SLAVA MOGUTIN'S BIO

 

Slava Mogutin is a New York-based Russian artist and author, who works across different media, including photography, video, text, performance, sculpture, and painting.

Born in Siberia, in the industrial city of Kemerovo, Mogutin moved to Moscow at age 14. He soon began working as a journalist and editor for the first independent Russian papers, publishers and radio stations. By the age of 21, he had gained both critical acclaim and official condemnation for his outspoken queer writings. Accused of “open and deliberate contempt for generally accepted moral norms”; “malicious hooliganism with exceptional cynicism and extreme insolence”; “inflaming social, national, and religious division”; “propaganda of brutal violence, psychic pathology, and sexual perversions”—he became the target of two highly publicized criminal cases, carrying a potential prison sentence of up to seven years. Forced to leave Russia, he was granted political asylum in the US with the support of Amnesty International and PEN American Center.

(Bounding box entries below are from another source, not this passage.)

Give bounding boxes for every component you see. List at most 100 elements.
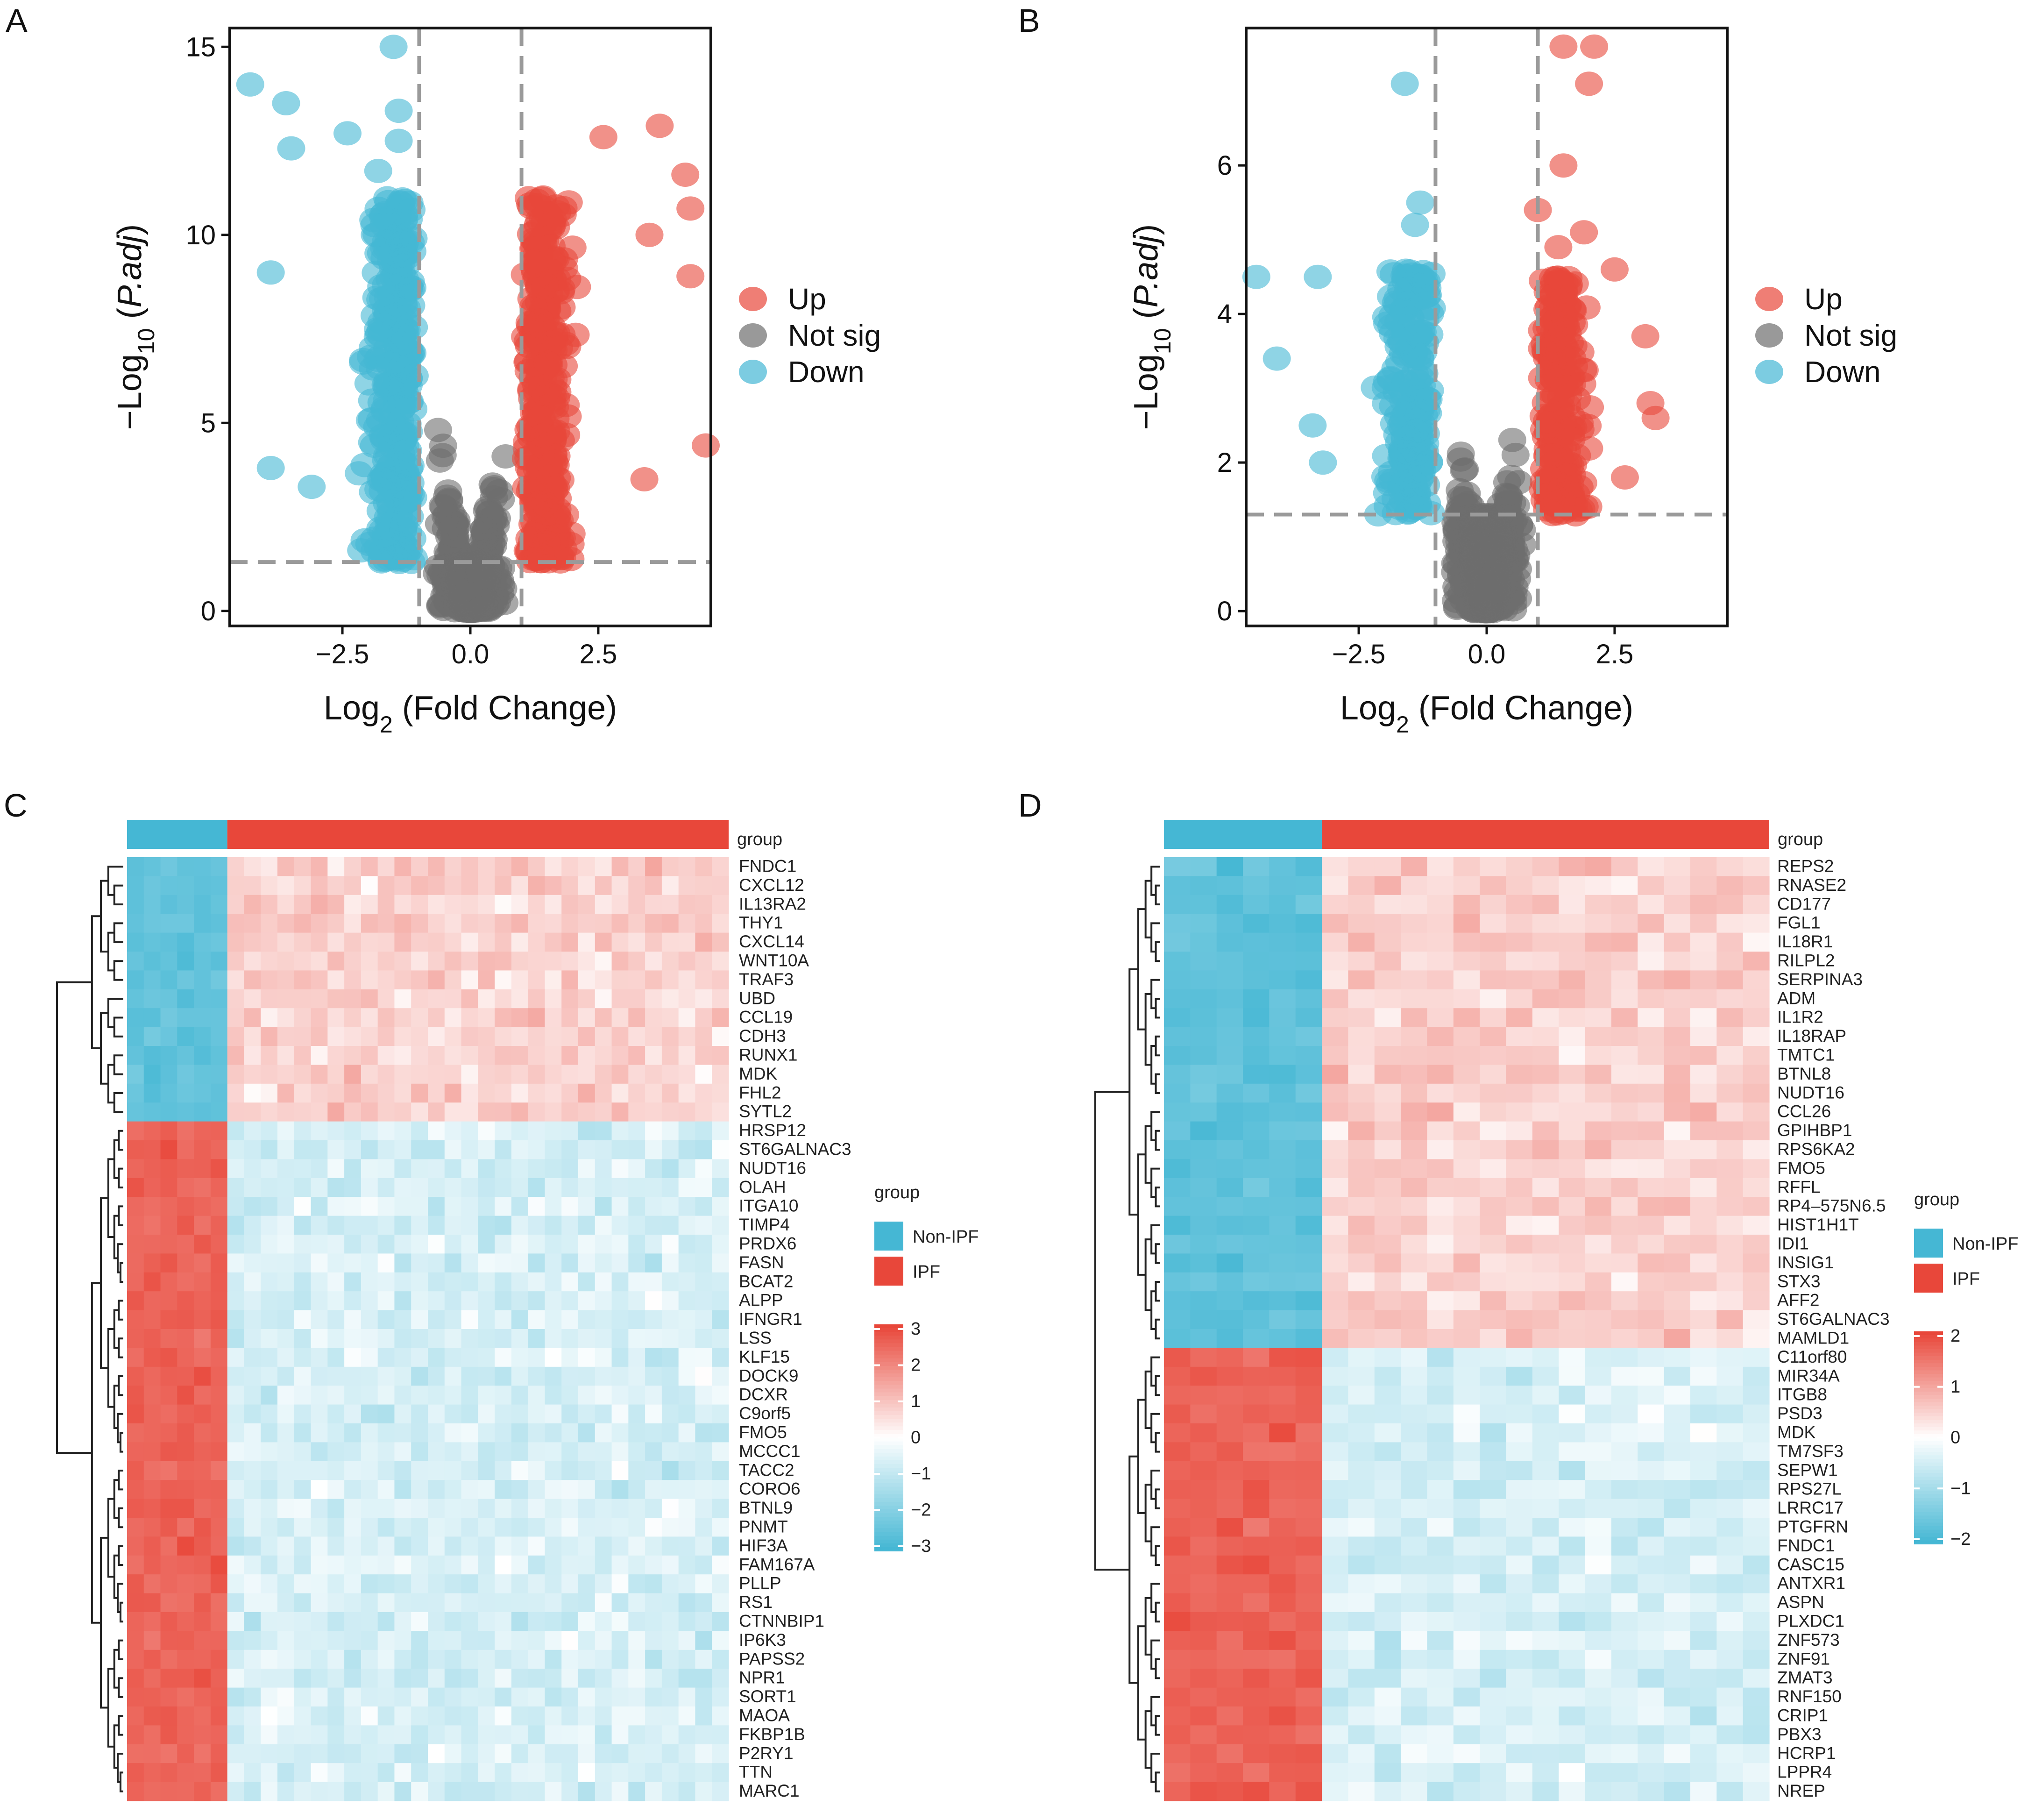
heatmap-cell: [344, 1706, 362, 1726]
heatmap-cell: [127, 1235, 144, 1254]
heatmap-cell: [461, 1008, 478, 1028]
heatmap-cell: [377, 1102, 395, 1122]
heatmap-cell: [428, 1555, 445, 1575]
heatmap-cell: [661, 1442, 679, 1462]
heatmap-cell: [444, 1140, 462, 1159]
heatmap-cell: [311, 1649, 328, 1669]
heatmap-cell: [377, 914, 395, 933]
heatmap-cell: [277, 1593, 295, 1613]
heatmap-cell: [227, 1235, 245, 1254]
heatmap-cell: [227, 1706, 245, 1726]
heatmap-cell: [227, 1027, 245, 1046]
heatmap-cell: [444, 1518, 462, 1537]
heatmap-cell: [127, 1725, 144, 1745]
heatmap-cell: [511, 1499, 529, 1518]
heatmap-cell: [545, 932, 562, 952]
heatmap-cell: [545, 1329, 562, 1348]
heatmap-cell: [160, 1612, 177, 1631]
heatmap-cell: [194, 1386, 211, 1405]
heatmap-cell: [210, 1423, 228, 1443]
heatmap-cell: [327, 1461, 345, 1480]
heatmap-cell: [611, 1386, 629, 1405]
heatmap-cell: [712, 1329, 729, 1348]
point-down: [369, 478, 397, 503]
point-up: [1539, 443, 1567, 468]
heatmap-cell: [277, 1669, 295, 1688]
heatmap-cell: [645, 1310, 662, 1329]
heatmap-cell: [578, 1763, 596, 1783]
heatmap-cell: [561, 1669, 579, 1688]
heatmap-cell: [261, 1291, 278, 1311]
heatmap-cell: [261, 1046, 278, 1065]
heatmap-cell: [227, 952, 245, 971]
heatmap-cell: [511, 1253, 529, 1273]
heatmap-cell: [444, 1631, 462, 1650]
heatmap-cell: [194, 1065, 211, 1084]
heatmap-cell: [428, 1593, 445, 1613]
heatmap-cell: [227, 1102, 245, 1122]
heatmap-cell: [511, 1612, 529, 1631]
heatmap-cell: [478, 895, 495, 914]
heatmap-cell: [545, 1121, 562, 1141]
heatmap-cell: [261, 1216, 278, 1235]
heatmap-cell: [628, 914, 645, 933]
heatmap-cell: [545, 1669, 562, 1688]
heatmap-cell: [327, 1404, 345, 1424]
heatmap-cell: [661, 1631, 679, 1650]
heatmap-cell: [478, 1235, 495, 1254]
heatmap-cell: [394, 1291, 411, 1311]
heatmap-cell: [361, 1480, 378, 1500]
heatmap-cell: [194, 895, 211, 914]
heatmap-cell: [661, 970, 679, 990]
point-notsig: [491, 444, 520, 469]
heatmap-cell: [177, 1631, 194, 1650]
heatmap-cell: [194, 1763, 211, 1783]
heatmap-cell: [444, 1386, 462, 1405]
heatmap-cell: [678, 857, 696, 876]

Upon his arrival in New York City, Mogutin shifted his focus to visual art and became an active member of the downtown art scene. Since 1999, his photography and multimedia work has been exhibited internationally including P.S.1 Contemporary Art Center and Museum of Art and Design in New York, Yerba Buena Center for the Arts in San Francisco, Australian Centre for Photography in Sydney, Witte de With Center for Contemporary Art in Rotterdam, Moscow Museum of Modern Art, Overgaden Institute of Contemporary Art in Copenhagen, The Haifa Museum of Art in Israel, and Museo de Arte Contemporáneo de Castilla y León (MUSAC) in Spain. In 2004, together with his partner-collaborator Brian Kenny, he co-founded SUPERM, a multimedia art team responsible for site-specific gallery and museum shows in the US and across Europe.

Mogutin is the author of two hardcover monographs of photography, Lost Boys and NYC Go-Go (powerHouse Books, 2006 and 2008), and seven books of writings published in Russian. He is the winner of the prestigious Andrey Bely Prize for Poetry (2000). His poetry, fiction, essays, and interviews have appeared in numerous publications and anthologies in eight languages. He has translated into Russian Allen Ginsberg’s poetry, William S. Burroughs’ essays and Dennis Cooper’s fiction. As an actor Slava appeared in Bruce LaBruce’s Skin Flick (1999) and Laura Colella’s independent feature Stay Until Tomorrow (2004). He’s currently at work on his third book of photography, Panoramic View.